C-- is a "portable assembly language", designed to ease the task of implementing a compiler which produces high qualitymachine code. This is done by having the compiler generate C-- code, delegating the harder work of low-level code generation and optimisation to a C-- compiler. Work on C-- began in the late 1990s. Since writing a custom code generator is a challenge in itself, and the compiler back ends available to researchers at that time were complex and poorly documented, several projects had written compilers which generated C code. However, C is a poor choice for functional languages: it does not guarantee tail call optimization, or support accurate garbage collection or efficient exception handling. C-- is a simpler, tightly-defined alternative to C which does support all of these things. Its most innovative feature is a run-time interface which allows writing of portable garbage collectors, exception handling systems and other run-time features which work with any C-- compiler. The language's syntax borrows heavily from C. It omits or changes standard C features such as variadic functions, pointer syntax, and aspects of C's type system, because they hamper certain essential features of C-- and the ease with which code-generation tools can produce it. The name of the language is an in-joke, indicating that C-- is a reduced form of C, in the same way that C++ is basically an expanded form of C. The first version of C-- was released in April 1998 as a MSRA paper, accompanied by a January 1999 paper on garbage collection.
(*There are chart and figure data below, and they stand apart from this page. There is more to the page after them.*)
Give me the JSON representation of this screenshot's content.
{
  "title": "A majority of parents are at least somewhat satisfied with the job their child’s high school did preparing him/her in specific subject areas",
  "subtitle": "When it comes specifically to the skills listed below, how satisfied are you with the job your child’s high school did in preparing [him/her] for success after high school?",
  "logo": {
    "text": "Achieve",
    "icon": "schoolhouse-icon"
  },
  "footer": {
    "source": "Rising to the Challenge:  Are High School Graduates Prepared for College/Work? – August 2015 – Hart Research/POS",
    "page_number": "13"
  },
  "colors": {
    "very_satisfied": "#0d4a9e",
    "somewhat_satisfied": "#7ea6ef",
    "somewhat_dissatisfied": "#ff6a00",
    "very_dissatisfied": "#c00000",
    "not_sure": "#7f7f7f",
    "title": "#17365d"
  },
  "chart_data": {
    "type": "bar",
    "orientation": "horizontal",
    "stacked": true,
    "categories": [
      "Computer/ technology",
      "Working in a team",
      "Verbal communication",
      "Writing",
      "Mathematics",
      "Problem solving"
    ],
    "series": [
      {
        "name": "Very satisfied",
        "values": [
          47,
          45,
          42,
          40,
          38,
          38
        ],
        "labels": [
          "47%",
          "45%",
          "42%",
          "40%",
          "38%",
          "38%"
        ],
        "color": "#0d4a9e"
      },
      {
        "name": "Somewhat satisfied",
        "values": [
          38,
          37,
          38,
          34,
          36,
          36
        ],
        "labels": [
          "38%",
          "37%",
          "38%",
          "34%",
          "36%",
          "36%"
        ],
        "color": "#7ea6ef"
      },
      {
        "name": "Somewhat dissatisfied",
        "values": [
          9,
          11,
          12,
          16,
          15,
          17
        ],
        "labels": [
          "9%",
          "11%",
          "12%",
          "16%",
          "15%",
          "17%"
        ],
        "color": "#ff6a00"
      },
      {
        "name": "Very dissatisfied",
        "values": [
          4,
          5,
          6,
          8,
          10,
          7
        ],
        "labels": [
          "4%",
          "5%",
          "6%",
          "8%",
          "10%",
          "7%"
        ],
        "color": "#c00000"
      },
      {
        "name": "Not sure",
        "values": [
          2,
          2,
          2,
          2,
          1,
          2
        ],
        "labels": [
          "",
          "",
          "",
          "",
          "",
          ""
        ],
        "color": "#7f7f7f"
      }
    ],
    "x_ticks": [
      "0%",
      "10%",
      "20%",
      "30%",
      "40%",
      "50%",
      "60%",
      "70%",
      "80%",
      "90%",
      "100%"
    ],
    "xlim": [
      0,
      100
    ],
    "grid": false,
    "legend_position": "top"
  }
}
A revised manual was posted in HTML form in May 1999. Two sets of major changes proposed in 2000 by Norman Ramsey and Christian Lindig lead to C-- version 2, which was finalized around 2004 and officially released in 2005.
Type system
The C-- type system is deliberately designed to reflect constraints imposed by hardware rather than conventions imposed by higher-level languages. In C--, a value stored in a register or memory may have only one type: bit vector. However, bit vector is a polymorphic type and may come in several widths, e.g., bits8, bits32, or bits64. A separate 32-or-64 bit family of floating-point types is supported. In addition to the bit-vector type, C-- also provides a Boolean typebool, which can be computed by expressions and used for control flow but cannot be stored in a register or in memory. As in an assembly language, any higher type discipline, such as distinctions between signed, unsigned, float, and pointer, is imposed by the C-- operators or other syntactic constructs in the language. C-- version 2 removes the distinction between bit-vector and floating-point types. Programmers are allowed to annotate these types with a string "kind" tag to distinguish, among other things, a variable's integer vs float typing and its storage behavior. The first part is useful on targets that have separate registers for integer and floating-point values. In addition, special types for pointers and the native word is introduced, although all they do is mapping to a bit vector with a target-dependent length. C-- is not type-checked, nor does it enforce or check the calling convention.
Implementations
The specification page of C-- lists a few implementations of C--. The "most actively developed" compiler, Quick C--, was abandoned in 2013.
Haskell
A C-- dialect called Cmm is the intermediate representation for the Glasgow Haskell Compiler. GHC backends are responsible for further transforming C-- into executable code, via LLVM IR, slow C, or directly through the built-in native backend. Some of the developers of C--, including Simon Peyton Jones, João Dias, and Norman Ramsey, work or have worked on the Glasgow Haskell Compiler. Work on GHC has also led to extensions in the C-- language, forming the Cmm dialect. Cmm uses the C preprocessor for ergonomics. Despite the original intention, GHC does perform many of its generic optimizations on C--. As with other compiler IRs, GHC allows for dumping the C-- representation for debugging. Target-specific optimizations are, of course, performed later by the backend.